In other words, it's a product not really worth considering for longer than it takes to read it. Maybe they get some of it right, maybe they don't. And whatever valuable insights they've identified might get brought out after a careful review by a competent advisor, then some intellectual rigor, introspection and actual scholarship by the author. But who's going to provide that - the Star Tribune!? (rim shot - oceans of cascading laugher)

Bret Stephens of the WSJ has further thoughts on the matter:

The problem is not that journalists can't get their facts straight: They can and usually do. Nor is it that the facts are obscure: Often, the most essential facts are also the most obvious ones. The problem is that journalists have a difficult time distinguishing significant facts--facts with consequences--from insignificant ones. That, in turn, comes from not thinking very hard about just which stories are most worth telling.

Maybe they have such a difficult time deciding what's significant because no one can be expected to accurately document the significance of something as complex as human relations and politics and WAR! when the deadline is a few hours after the events take place. This would be near impossible for someone who approached their duties to report the facts in good faith. But throw in the ego-driven need to make a difference, to afflict the so-called comfortable and speak truth to the power that isn't wielded in concert with your ideology and you've got no shot at accurately identifying what needs to be reported and what doesn't. But that, my friends, is your daily newspaper, especially when they get in the business of providing commentary and analysis.

For examples of first drafts of history destined for the paper shredder of time and perspective, see the hyperventilating about Abu Ghraib and Guantanamo Bay or any piece written by noted first draft scribbler, Jim Boyd.

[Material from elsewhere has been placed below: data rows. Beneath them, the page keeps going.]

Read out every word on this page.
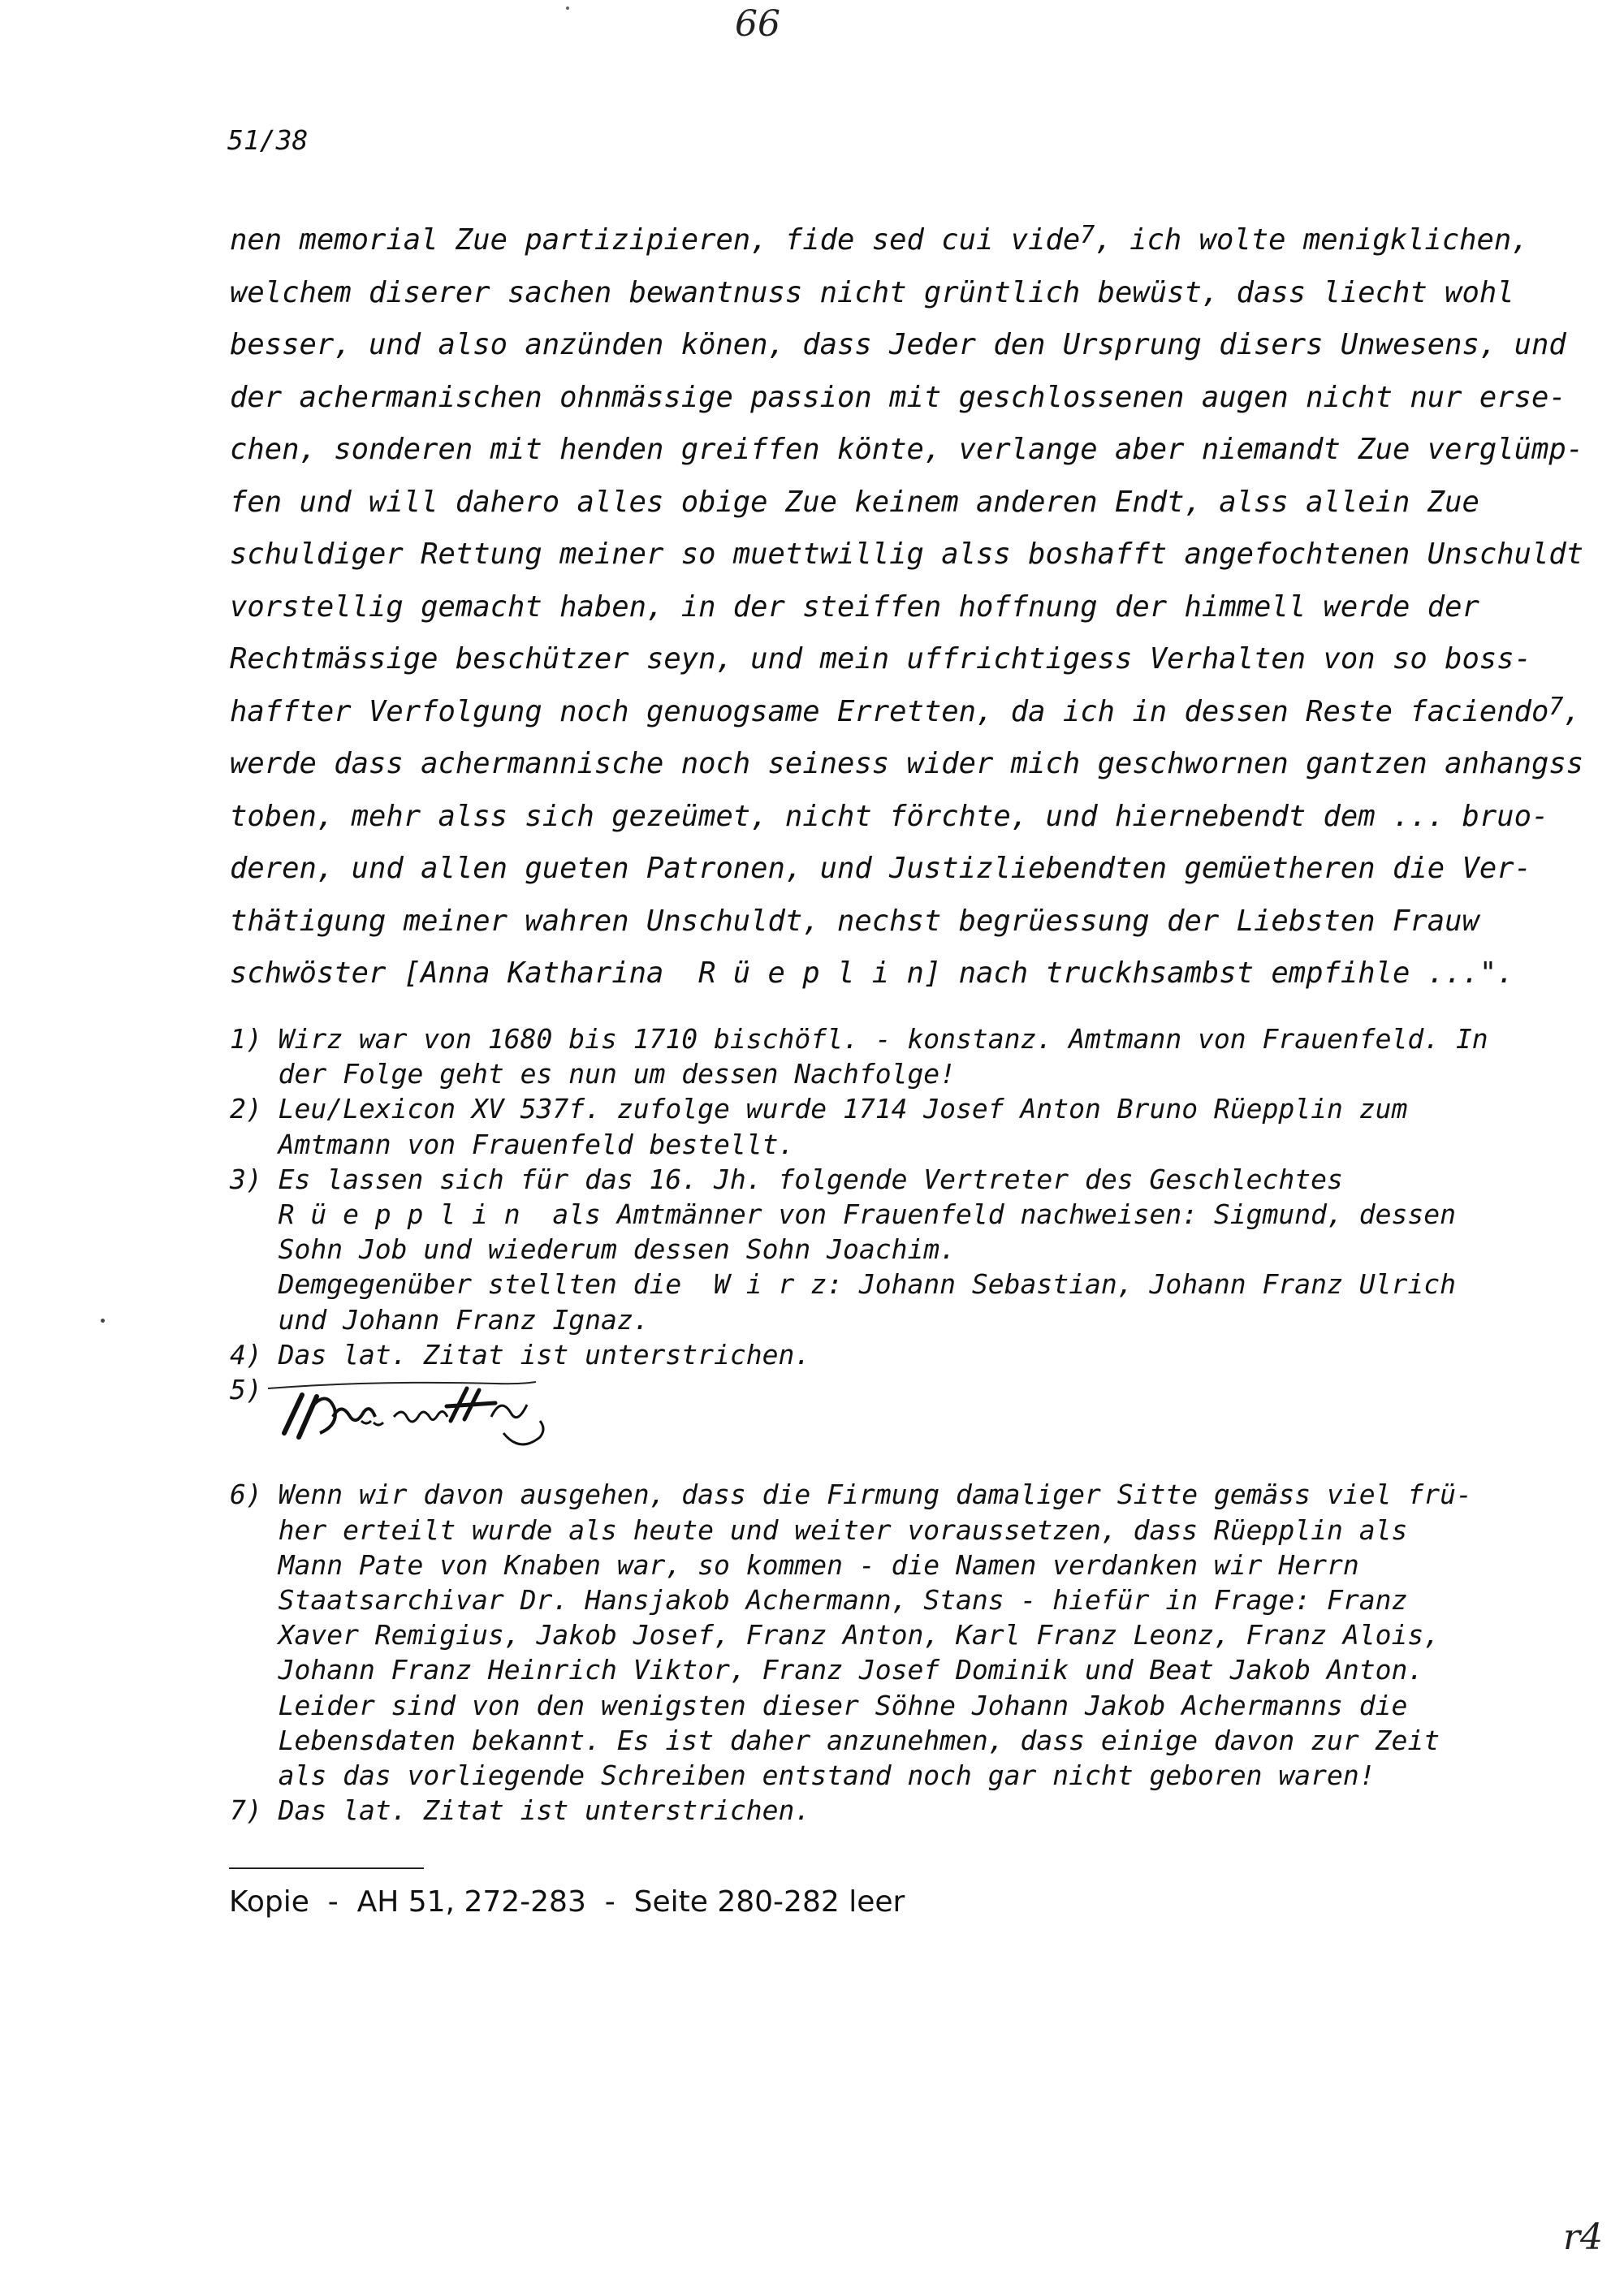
66
51/38
nen memorial Zue partizipieren, fide sed cui vide$^7$, ich wolte menigklichen,
welchem diserer sachen bewantnuss nicht grüntlich bewüst, dass liecht wohl
besser, und also anzünden könen, dass Jeder den Ursprung disers Unwesens, und
der achermanischen ohnmässige passion mit geschlossenen augen nicht nur erse-
chen, sonderen mit henden greiffen könte, verlange aber niemandt Zue verglümp-
fen und will dahero alles obige Zue keinem anderen Endt, alss allein Zue
schuldiger Rettung meiner so muettwillig alss boshafft angefochtenen Unschuldt
vorstellig gemacht haben, in der steiffen hoffnung der himmell werde der
Rechtmässige beschützer seyn, und mein uffrichtigess Verhalten von so boss-
haffter Verfolgung noch genuogsame Erretten, da ich in dessen Reste faciendo$^7$,
werde dass achermannische noch seiness wider mich geschwornen gantzen anhangss
toben, mehr alss sich gezeümet, nicht förchte, und hiernebendt dem ... bruo-
deren, und allen gueten Patronen, und Justizliebendten gemüetheren die Ver-
thätigung meiner wahren Unschuldt, nechst begrüessung der Liebsten Frauw
schwöster [Anna Katharina  R ü e p l i n] nach truckhsambst empfihle ...".
1) Wirz war von 1680 bis 1710 bischöfl. - konstanz. Amtmann von Frauenfeld. In
der Folge geht es nun um dessen Nachfolge!
2) Leu/Lexicon XV 537f. zufolge wurde 1714 Josef Anton Bruno Rüepplin zum
Amtmann von Frauenfeld bestellt.
3) Es lassen sich für das 16. Jh. folgende Vertreter des Geschlechtes
R ü e p p l i n  als Amtmänner von Frauenfeld nachweisen: Sigmund, dessen
Sohn Job und wiederum dessen Sohn Joachim.
Demgegenüber stellten die  W i r z: Johann Sebastian, Johann Franz Ulrich
und Johann Franz Ignaz.
4) Das lat. Zitat ist unterstrichen.
5)
6) Wenn wir davon ausgehen, dass die Firmung damaliger Sitte gemäss viel frü-
her erteilt wurde als heute und weiter voraussetzen, dass Rüepplin als
Mann Pate von Knaben war, so kommen - die Namen verdanken wir Herrn
Staatsarchivar Dr. Hansjakob Achermann, Stans - hiefür in Frage: Franz
Xaver Remigius, Jakob Josef, Franz Anton, Karl Franz Leonz, Franz Alois,
Johann Franz Heinrich Viktor, Franz Josef Dominik und Beat Jakob Anton.
Leider sind von den wenigsten dieser Söhne Johann Jakob Achermanns die
Lebensdaten bekannt. Es ist daher anzunehmen, dass einige davon zur Zeit
als das vorliegende Schreiben entstand noch gar nicht geboren waren!
7) Das lat. Zitat ist unterstrichen.
Kopie  -  AH 51, 272-283  -  Seite 280-282 leer
r4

In contrast with that snake oil, I direct you to Victor Davis Hanson. This week in NRO, as he does every Friday, he addresses the most vital current events of the day and it reads like a doctoral thesis from some decades in the future, explaining what happened and why during the critical, confusing, tragic year of 2005. Excerpt:

If President Bush were a liberal Democrat; if he were bombing a white Christian, politically clumsy fascist in the heart of Europe; if al Qaeda and its Islamist adherents were properly seen as eighth-century tormenters of humanists, women, homosexuals, non-Arabs, and non-Wahhabi believers; and if Iraq had become completely somnolent with the toppling of Saddam's statue, then the American people would have remained behind the effort to dismantle Islamic fundamentalism and create the foundations to ensure its permanent demise.

But once the suicide murdering and bombing from Iraq began to dominate the news, then this administration, for historical reasons largely beyond its own control, had a very small reservoir of good will. The Islamists proved to be more adept in the public relations of winning liberal exemption from criticism than did the administration itself, as one nude Iraqi on film or a crumpled Koran was always deemed far worse than daily beheadings and executions. Indeed, the terrorists were able to morph into downtrodden victims of a bullying, imperialistic America faster than George W. Bush was able to appear a reluctant progressive at war with the Dark Age values of our enemies.

And once that transformation was established, we were into a dangerous cycle of a conservative, tough-talking president intervening abroad to thwart the poorer of the third world - something that has never been an easy thing in recent American history, but now in our own age has become a propagandist's dream come true.


This isn't a first draft of history, it is history, with current events merely serving as one example in a convincing litany. And VDH has no problems in identifying the significant facts from the insignificant. For these reasons I give him the highest compliment a writer can receive. He is no journalist.